Pourquoi avoir rejoint En Marche ?


J’ai passé une tête au Parti socialiste en 2012 et une seule réunion m’a suffi. Je suis venue chercher de la fraîcheur, et je n’ai vu que des gens se caressant dans le sens du poil, trop éloignés du terrain. J’en ai marre du clientélisme entre des mairies et des associations comme SOS racisme ou autres, auxquelles on donne de l’argent pour occuper les gens avec un peu de danse orientale. Pour l’égalité des chances, c’est plutôt d’accès à la culture ou à la réflexion dont on a besoin. La majorité des gens restent silencieux, car on ne les regarde ­jamais. J’aimerais voir davantage de personnes de couleur, des habitants des cités, etc. Chez En Marche, j’ai senti une aspiration à brasser et à intégrer. Et j’ai été ­séduite par le discours “ni de droite, ni de gauche”, qui disait “libérons le travail mais protégeons les individus”.


 


Votre implantation locale s’est déroulée après de multiples péripéties…


Je ne faisais pas partie des proches d’Emmanuel ­Macron. Je voulais simplement qu’il gagne. Quand j’ai vu que personne ne se présentait à Cherbourg, je me suis décidée à y aller. J’ai fait campagne, puis certains, comme Blaise Mistler (l’ancien soutien local d’Alain ­Juppé, ndlr) se sont rapprochés du mouvement à la dernière minute, afin d’obtenir l’investiture. J’ai senti le coup venir, mais je ne suis pas intervenue, car je faisais confiance à En Marche. Quand ils ont ­investi cette ­girouette de la vie politique, j’ai compris que l’histoire du collectif et de la base qui décide n’était pas totalement vraie. On a fait campagne à l’horizontal, mais la verticalité a commencé dès les élections. On oublie souvent qu’au final, ce sont les gens qu’il faut convaincre. Alors, j’y suis allée quand même.


 


Quel bilan tirez-vous un an après l’accession au pouvoir d’Emmanuel Macron, réformes et conflits sociaux compris ?

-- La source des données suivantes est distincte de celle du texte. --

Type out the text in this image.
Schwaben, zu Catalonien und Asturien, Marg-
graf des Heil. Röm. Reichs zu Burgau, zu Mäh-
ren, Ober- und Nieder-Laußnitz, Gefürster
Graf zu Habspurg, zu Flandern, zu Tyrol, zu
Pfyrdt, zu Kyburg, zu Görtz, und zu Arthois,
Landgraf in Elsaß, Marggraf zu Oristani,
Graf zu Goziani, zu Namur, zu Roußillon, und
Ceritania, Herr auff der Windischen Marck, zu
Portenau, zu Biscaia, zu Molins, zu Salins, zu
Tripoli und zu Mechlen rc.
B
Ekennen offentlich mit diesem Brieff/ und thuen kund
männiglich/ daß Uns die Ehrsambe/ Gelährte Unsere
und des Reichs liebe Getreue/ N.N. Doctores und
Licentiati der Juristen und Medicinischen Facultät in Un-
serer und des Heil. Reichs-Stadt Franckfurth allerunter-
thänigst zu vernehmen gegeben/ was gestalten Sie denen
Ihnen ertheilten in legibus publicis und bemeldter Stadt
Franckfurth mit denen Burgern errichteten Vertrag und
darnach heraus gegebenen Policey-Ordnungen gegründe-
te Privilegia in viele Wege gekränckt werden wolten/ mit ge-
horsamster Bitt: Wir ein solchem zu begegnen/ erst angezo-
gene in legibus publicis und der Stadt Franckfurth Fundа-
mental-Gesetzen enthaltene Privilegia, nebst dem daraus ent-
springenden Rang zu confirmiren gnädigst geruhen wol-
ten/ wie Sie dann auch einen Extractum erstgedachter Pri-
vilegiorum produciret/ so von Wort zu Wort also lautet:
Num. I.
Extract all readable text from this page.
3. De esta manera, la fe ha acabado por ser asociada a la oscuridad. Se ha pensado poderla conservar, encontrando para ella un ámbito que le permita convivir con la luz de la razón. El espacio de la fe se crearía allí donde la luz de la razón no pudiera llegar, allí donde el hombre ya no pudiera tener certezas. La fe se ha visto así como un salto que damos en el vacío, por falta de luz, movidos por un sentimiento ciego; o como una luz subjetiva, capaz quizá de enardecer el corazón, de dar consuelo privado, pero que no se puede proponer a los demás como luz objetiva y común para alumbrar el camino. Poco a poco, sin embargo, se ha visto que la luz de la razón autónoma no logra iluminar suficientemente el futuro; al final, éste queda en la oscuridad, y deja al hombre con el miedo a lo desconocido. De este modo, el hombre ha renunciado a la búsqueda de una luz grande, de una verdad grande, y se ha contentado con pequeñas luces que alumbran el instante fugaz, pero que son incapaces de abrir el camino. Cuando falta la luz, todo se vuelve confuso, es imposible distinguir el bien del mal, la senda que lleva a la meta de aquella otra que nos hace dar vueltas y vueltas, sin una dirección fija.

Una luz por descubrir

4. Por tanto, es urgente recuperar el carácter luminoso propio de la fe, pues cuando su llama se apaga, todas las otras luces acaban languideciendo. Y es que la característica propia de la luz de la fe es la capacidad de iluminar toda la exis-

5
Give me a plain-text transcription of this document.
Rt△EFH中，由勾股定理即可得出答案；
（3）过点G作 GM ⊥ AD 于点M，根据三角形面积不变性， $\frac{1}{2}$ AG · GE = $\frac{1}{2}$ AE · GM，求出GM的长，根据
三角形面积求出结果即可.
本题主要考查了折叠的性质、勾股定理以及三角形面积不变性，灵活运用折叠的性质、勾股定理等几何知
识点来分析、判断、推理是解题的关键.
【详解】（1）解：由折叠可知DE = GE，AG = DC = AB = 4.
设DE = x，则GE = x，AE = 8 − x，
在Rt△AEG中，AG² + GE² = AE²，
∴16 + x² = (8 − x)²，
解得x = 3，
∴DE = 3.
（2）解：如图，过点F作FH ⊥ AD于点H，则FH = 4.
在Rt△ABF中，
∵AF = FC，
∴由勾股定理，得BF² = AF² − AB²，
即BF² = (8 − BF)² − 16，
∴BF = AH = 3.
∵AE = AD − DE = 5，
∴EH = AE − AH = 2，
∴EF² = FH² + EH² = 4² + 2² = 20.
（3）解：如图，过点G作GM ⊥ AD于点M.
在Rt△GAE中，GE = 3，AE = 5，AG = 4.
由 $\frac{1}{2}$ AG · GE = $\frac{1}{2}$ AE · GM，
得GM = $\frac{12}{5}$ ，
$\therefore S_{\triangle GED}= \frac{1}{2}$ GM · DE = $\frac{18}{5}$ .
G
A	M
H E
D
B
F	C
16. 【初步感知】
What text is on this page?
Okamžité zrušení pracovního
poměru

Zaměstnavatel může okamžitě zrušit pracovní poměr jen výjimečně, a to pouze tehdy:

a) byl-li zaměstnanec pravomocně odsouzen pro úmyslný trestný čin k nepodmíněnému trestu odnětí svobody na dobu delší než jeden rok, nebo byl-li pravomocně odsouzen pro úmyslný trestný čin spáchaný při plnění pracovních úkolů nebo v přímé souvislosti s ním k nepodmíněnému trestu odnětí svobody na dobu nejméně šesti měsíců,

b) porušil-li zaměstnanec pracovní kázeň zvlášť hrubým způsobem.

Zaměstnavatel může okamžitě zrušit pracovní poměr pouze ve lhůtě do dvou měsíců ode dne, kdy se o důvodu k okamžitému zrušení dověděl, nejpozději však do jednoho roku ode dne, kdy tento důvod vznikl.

Même si des mesures sociales sont prises – augmentation de l’allocation aux adultes handicapés et du minimum vieillesse, dédoublement des classes dès 2017 –, je suis contrainte de défendre nombre de réformes cataloguées à droite : l’assouplissement du Code du travail ou de l’impôt de solidarité sur la fortune (ISF), la loi sur la sécurité intérieure, etc. Des bêtises ont été commises : la baisse de 5 euros par mois de l’aide personnalisée au logement (APL) ou l’augmentation de la contribution ­sociale généralisée (CSG), qu’il faut corriger a posteriori. Ces décisions nous collent à la peau. Nous devons donner plus de signaux qui vont dans le sens “protéger/libérer”. Aujourd’hui, on libère beaucoup, mais on n’a pas assez protégé.


 


Qu’est-ce qui vous gêne le plus ?


Il y a beaucoup de points à revoir. Il faut écouter les citoyens et ne pas faire semblant de construire avec eux. Je sens parfois une verticalité dans l’exercice du pouvoir, y compris au sein d’En Marche. Je ne sais pas ce qu’on a raté. Est-ce la jeunesse du mouvement ou la communication du Président ? Je trouve que la présence trop agressive de LREM dans les médias ou sur les réseaux sociaux nous dessert. En outre, on ne réussit pas à intégrer toutes les voix. Je sens de la peur face à la ­diversité d’opinions. Une partie de LREM était déjà dans les cabinets. Ce faux “nouveau monde” fait finalement de la politique comme dans “l’ancien monde”. On est au moins une trentaine de députés du groupe à le penser. Comme disait François Bayrou, “si on pense tous la même chose, c’est qu’on ne pense plus rien”.


 


Malgré tout, vous n’avez pas quitté le mouvement…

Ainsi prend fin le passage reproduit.